Dass Newman diese „model language“ (Rexer) beherrschte, und zwar in Vollendung, das zeigt eine Reihe von Aufnahmen in der jetzigen Monographie. Sie reichen von rein graphischen Mustern – so bei sich kreuzenden Zäunen oder sich perspektivisch verengenden Eisenbahnschienen – bis zu nüchternen Straßenszenen. Die wiederum sind eindrücklich, zeigen neben Alltäglichem auch Armut, Bedrohung, Elend.
Der Fotograf ist nicht teilnahmslos, sondern begegnet den Menschen mit Empathie, beweist sensibles Hinschauen in seinen dokumentierenden Aufnahmen. Aber er ist kein zorniger Ankläger, versteht sich nicht als Sozialkritiker hinter dem Objektiv, so wie andere, die gerade aus dieser Haltung heraus bis weit in die 60er Jahre hinein auf das dramatisierend-abstrahierende Schwarz-Weiß setzen.
Neue Techniken fördern einen plakativ-expressiven Farbstil
Doch da hatte Newman schon längst den neuen Weg beschritten, nutzte er die sich bietenden technischen Möglichkeiten wie die der Ektachrome-Filme, die seinem plakativ-expressivem Farbstil entgegenkamen. Aus diesem Grund nutzte er auch anfangs eine Großbildkamera, mit der er seine Qualitätsvorstellungen beim Negativmaterial realisieren konnte. Später allerdings setzte auch er auf die situationsflexiblere Leica, nutzte auch das Mittelformat, wobei er die Rolleicord als „billigere Schwester“ der zweiäugigen Rolleiflex vorzog (von der damals weitverbreiteten deutschen Spitzentechnik ist nur Leica erhalten).
All’ das zeigt: Marvin E. Newman war alles andere als ein formen- und modellkonstanter Dogmatiker, sondern er passte sich den Situationen kreativ an, wie bestens zu sehen in seinen zwischen Schwarz-Weiß und Farbe wechselnden Aufnahmen aus dem New-York der 1950er Jahre, aber auch in den späteren Phasen mit wechselnden Sujets, so auch den großen Sportereignissen wie dem uramerikanischen Basketball. Immer konnte er auf seine Intuition bei der Erfassung der jeweiligen Szenerie vertrauen.

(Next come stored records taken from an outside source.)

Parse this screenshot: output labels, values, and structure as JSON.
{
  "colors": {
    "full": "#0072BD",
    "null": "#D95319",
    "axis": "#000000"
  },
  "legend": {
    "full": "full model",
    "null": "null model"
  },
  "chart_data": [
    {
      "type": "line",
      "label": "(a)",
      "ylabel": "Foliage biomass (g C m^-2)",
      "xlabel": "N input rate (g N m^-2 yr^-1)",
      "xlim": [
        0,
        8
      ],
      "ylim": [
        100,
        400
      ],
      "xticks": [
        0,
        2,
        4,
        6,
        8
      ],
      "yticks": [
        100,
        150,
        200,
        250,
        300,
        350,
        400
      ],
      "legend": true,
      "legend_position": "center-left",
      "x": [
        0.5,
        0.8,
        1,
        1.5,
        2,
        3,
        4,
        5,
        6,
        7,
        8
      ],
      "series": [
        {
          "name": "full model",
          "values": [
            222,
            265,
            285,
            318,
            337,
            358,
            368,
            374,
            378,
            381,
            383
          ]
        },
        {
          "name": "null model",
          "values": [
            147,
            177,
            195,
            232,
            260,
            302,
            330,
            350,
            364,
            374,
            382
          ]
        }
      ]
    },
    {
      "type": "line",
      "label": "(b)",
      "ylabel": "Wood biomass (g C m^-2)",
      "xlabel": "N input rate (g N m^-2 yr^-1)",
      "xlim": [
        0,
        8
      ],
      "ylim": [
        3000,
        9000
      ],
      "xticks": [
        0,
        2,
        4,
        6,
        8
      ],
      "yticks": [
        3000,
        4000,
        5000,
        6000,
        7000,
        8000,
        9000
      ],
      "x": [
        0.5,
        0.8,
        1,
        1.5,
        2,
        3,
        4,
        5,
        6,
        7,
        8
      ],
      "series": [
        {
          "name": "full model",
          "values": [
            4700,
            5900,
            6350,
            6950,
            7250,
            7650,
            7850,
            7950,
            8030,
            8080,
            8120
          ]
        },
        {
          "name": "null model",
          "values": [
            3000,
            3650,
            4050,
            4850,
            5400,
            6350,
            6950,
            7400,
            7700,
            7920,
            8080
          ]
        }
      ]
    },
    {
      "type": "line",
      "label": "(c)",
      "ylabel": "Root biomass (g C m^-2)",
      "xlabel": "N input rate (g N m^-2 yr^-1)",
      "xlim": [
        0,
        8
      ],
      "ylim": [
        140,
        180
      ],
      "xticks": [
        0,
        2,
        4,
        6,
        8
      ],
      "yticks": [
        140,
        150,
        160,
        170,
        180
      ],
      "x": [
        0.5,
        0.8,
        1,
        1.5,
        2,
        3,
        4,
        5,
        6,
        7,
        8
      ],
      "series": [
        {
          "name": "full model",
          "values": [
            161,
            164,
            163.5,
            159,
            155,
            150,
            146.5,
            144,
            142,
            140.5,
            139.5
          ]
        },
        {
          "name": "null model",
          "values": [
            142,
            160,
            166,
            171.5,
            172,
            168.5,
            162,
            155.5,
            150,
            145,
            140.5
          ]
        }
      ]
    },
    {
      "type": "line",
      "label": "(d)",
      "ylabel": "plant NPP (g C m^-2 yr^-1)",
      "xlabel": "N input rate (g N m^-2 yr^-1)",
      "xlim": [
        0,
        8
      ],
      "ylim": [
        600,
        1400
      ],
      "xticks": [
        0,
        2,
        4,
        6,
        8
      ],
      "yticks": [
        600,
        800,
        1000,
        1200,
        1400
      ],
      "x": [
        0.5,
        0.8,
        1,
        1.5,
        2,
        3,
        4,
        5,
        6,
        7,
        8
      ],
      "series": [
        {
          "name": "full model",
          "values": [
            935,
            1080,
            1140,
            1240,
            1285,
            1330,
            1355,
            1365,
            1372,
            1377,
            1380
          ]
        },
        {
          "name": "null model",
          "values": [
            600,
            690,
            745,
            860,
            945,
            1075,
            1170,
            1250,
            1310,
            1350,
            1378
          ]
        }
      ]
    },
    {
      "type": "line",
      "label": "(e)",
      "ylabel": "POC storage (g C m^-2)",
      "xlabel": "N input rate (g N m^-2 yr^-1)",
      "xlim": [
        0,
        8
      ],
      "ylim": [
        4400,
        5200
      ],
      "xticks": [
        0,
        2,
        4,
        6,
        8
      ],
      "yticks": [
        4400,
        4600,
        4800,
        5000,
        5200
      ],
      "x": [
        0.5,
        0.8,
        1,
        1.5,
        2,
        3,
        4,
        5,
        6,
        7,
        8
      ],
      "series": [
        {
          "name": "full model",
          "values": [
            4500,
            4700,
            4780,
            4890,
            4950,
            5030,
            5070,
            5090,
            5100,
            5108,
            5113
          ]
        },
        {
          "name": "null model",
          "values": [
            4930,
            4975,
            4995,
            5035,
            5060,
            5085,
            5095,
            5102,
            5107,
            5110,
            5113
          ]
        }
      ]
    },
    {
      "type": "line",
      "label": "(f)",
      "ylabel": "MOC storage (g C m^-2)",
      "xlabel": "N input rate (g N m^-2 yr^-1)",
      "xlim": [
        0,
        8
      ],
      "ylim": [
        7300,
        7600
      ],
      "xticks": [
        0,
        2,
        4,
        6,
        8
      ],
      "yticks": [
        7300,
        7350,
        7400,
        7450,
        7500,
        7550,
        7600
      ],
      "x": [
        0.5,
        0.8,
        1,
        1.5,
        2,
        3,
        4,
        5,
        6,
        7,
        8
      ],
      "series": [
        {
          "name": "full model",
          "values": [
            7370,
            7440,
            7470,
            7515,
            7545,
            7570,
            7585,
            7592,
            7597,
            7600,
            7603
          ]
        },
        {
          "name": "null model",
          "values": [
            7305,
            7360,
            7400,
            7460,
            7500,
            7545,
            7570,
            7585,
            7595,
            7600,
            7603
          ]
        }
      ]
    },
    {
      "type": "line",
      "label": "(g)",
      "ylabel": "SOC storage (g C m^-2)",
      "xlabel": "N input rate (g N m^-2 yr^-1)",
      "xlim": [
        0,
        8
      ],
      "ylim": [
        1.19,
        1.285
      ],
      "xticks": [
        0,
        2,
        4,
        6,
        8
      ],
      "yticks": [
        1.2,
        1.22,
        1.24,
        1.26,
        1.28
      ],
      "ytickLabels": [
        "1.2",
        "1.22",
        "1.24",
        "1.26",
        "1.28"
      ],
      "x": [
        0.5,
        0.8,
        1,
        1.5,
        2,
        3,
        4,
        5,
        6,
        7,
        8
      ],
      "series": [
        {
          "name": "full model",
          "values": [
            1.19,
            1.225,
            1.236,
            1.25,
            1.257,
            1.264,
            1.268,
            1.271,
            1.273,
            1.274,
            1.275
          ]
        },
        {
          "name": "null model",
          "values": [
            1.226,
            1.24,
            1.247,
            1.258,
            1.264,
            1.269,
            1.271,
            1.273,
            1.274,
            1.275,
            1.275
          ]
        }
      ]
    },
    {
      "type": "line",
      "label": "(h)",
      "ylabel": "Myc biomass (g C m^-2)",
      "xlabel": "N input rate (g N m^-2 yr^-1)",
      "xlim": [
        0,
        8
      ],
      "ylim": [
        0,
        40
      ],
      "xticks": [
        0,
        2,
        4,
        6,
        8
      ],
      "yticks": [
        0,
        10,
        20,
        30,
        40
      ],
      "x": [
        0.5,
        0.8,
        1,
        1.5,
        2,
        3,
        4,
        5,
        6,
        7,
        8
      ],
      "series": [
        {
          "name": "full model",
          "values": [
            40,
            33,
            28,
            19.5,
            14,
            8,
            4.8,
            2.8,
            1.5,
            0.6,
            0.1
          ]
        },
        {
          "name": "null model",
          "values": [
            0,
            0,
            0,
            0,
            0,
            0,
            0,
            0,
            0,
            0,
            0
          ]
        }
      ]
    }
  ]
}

Er habe begonnen, die Welt unter fotografischen Gesichtspunkten zu sehen, in einem rechteckigen Rahmen, so, als ob die Dinge gerade für ein Foto gemacht wären, wird er in einem Begleittext zitiert. Er hält dabei Alltagsmomente in einer Selbstverständlichkeit fest, wie es der große französische Fotograf Robert Doisneau zeitlebens tat, dem der Taschen-Verlag kürzlich ebenfalls eine monumentale Monographie widmete.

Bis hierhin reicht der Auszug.